Marco melihat banyak biara, bertempat di tengah pegunungan dan perbukitan, saat dia berjalan melintasi pedesaan; dan mengetahui bahwa biara-biara ini penuh dengan berhala, dihiasi dengan emas dan batu-batu berharga. Untuk perawatan dan penyembahan berhala ini sejumlah besar gadis-gadis muda yang cantik dikorbankan oleh orang tua mereka; dan gadis-gadis ini memiliki kebiasaan, setiap hari, memasak hidangan yang sangat gurih, dan menempatkannya, dengan sangat hormat, di hadapan berhala-berhala yang menyeramkan itu. Karena berhala-berhala itu tidak turun dari alas mereka dan memakan makanannya, Marco bertanya-tanya apa yang terjadi dengannya. Dia segera mengetahuinya; karena, setelah diterima di salah satu biara sebagai bantuan besar, dia melihat gadis-gadis itu mempersembahkan makanan sehari-hari mereka kepada berhala: setelah itu mereka mulai menari beberapa tarian yang sangat cepat dan anggun, sambil menyanyikan paduan suara yang keras, bersemangat, dan gembira. Ketika mereka berhenti menari dan bernyanyi, mereka pergi ke piring; dan, seolah berhala-berhala itu makan sebanyak yang mereka inginkan, gadis-gadis itu sendiri yang melahap isi piring-piring itu. Marco diberi tahu bahwa gadis-gadis ini tetap berada di biara sampai hari pernikahan mereka.

Para pendeta biara segera menarik perhatian Marco, begitu uniknya penampilan mereka, dan begitu aneh cara hidup mereka. Banyak dari mereka tampak sangat tua, dengan janggut putih panjang dan bengkok; namun mereka memiliki kulit yang segar dan gelap, dan sangat aktif dalam gerakan mereka. Marco diberitahu bahwa mereka sering hidup sampai seratus lima puluh atau bahkan dua ratus tahun; tapi dia sekarang sudah berada di India cukup lama untuk tidak mempercayai semua yang dia dengar. Para pendeta hanya hidup dari nasi, apel, dan susu, dan untuk minuman mereka meminum campuran air raksa dan belerang. Di beberapa biara, para imam selalu benar-benar telanjang, bahkan di musim dingin, dan tidur di udara terbuka; serta menjalani kehidupan yang sangat keras dan dalam pengabaian diri. Satu-satunya simbol dari jabatan suci mereka adalah lembu tembaga atau perunggu kecil (binatang yang mereka sembah), yang mereka kenakan di dahi mereka.
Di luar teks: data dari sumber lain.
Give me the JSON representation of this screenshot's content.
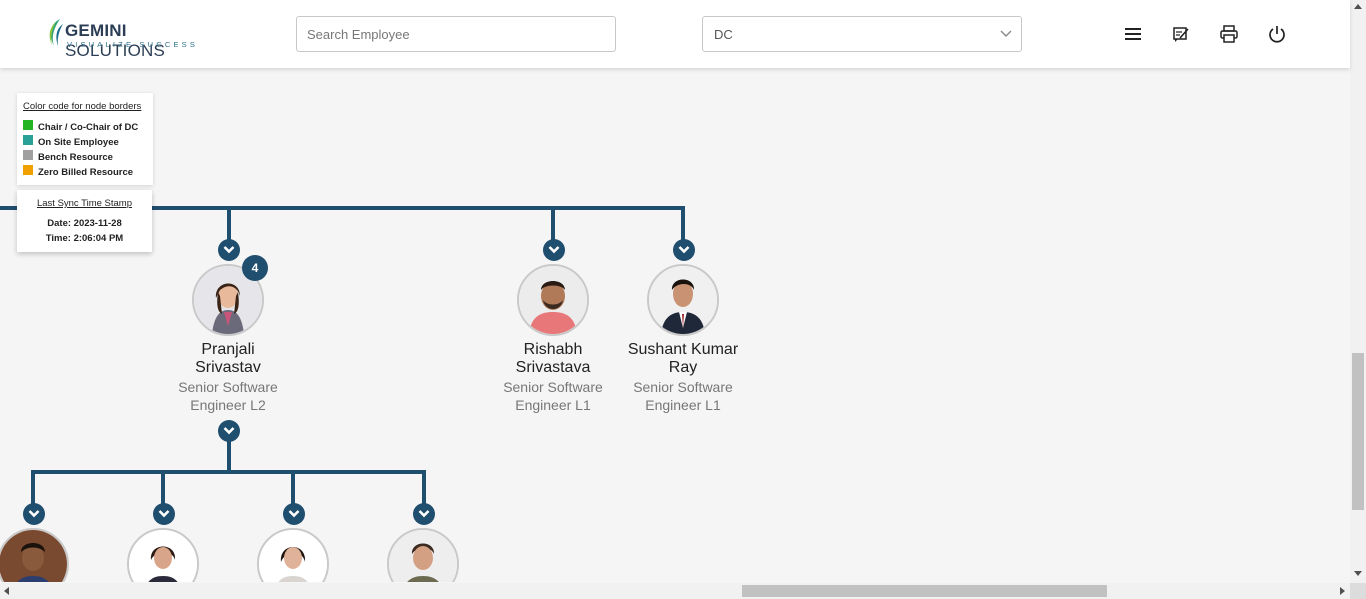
{
  "header": {
    "logo_title_bold": "GEMINI",
    "logo_title_rest": " SOLUTIONS",
    "logo_tagline": "VISUALIZE SUCCESS",
    "search_placeholder": "Search Employee",
    "department_selected": "DC",
    "icons": [
      "menu-icon",
      "edit-note-icon",
      "print-icon",
      "power-icon"
    ]
  },
  "legend": {
    "title": "Color code for node borders",
    "items": [
      {
        "label": "Chair / Co-Chair of DC",
        "color": "#22b422"
      },
      {
        "label": "On Site Employee",
        "color": "#2aa198"
      },
      {
        "label": "Bench Resource",
        "color": "#a0a0a0"
      },
      {
        "label": "Zero Billed Resource",
        "color": "#f0a000"
      }
    ]
  },
  "sync": {
    "title": "Last Sync Time Stamp",
    "date": "Date: 2023-11-28",
    "time": "Time: 2:06:04 PM"
  },
  "nodes": [
    {
      "name_line1": "Pranjali",
      "name_line2": "Srivastav",
      "role_line1": "Senior Software",
      "role_line2": "Engineer L2",
      "reports": "4"
    },
    {
      "name_line1": "Rishabh",
      "name_line2": "Srivastava",
      "role_line1": "Senior Software",
      "role_line2": "Engineer L1"
    },
    {
      "name_line1": "Sushant Kumar",
      "name_line2": "Ray",
      "role_line1": "Senior Software",
      "role_line2": "Engineer L1"
    }
  ],
  "colors": {
    "accent": "#1f4e6e",
    "background": "#f5f5f5"
  }
}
Para pendeta ini selalu sangat berhati-hati untuk tidak membunuh makhluk hidup apa pun; karena mereka berpikir bahwa tidak hanya hewan dan serangga, tetapi bahkan buah-buahan dan bunga, memiliki jiwa. Mereka tidak akan membahayakan lalat atau cacing sama sekali; dan tidak akan makan apel sampai semuanya kering, karena mereka mengira apel itu masih hidup ketika masih segar, dan hanya mati jika sudah layu.

Ketika seorang pemuda berusaha untuk menjadi seorang imam di biara-biara, dia menjalani apa yang tampak bagi Marco suatu cobaan yang sangat menghibur. Setibanya di biara-biara, gadis-gadis muda tercantik dari biara itu keluar untuk menemuinya; dan berkumpul di sekelilingnya, membanjirinya dengan ciuman dan pelukan. Para pendeta tua, sementara itu, berdiri dan memperhatikannya dengan tajam. Jika dia tidak setia dan jatuh pada kesenangan apa pun pada belaian para gadis itu, dia langsung ditolak dan dikirim ke dunia luar lagi; tetapi jika dia tunduk kepada mereka dengan dingin, dan dengan wajah yang tidak tergerak, dia diterima menjadi imam.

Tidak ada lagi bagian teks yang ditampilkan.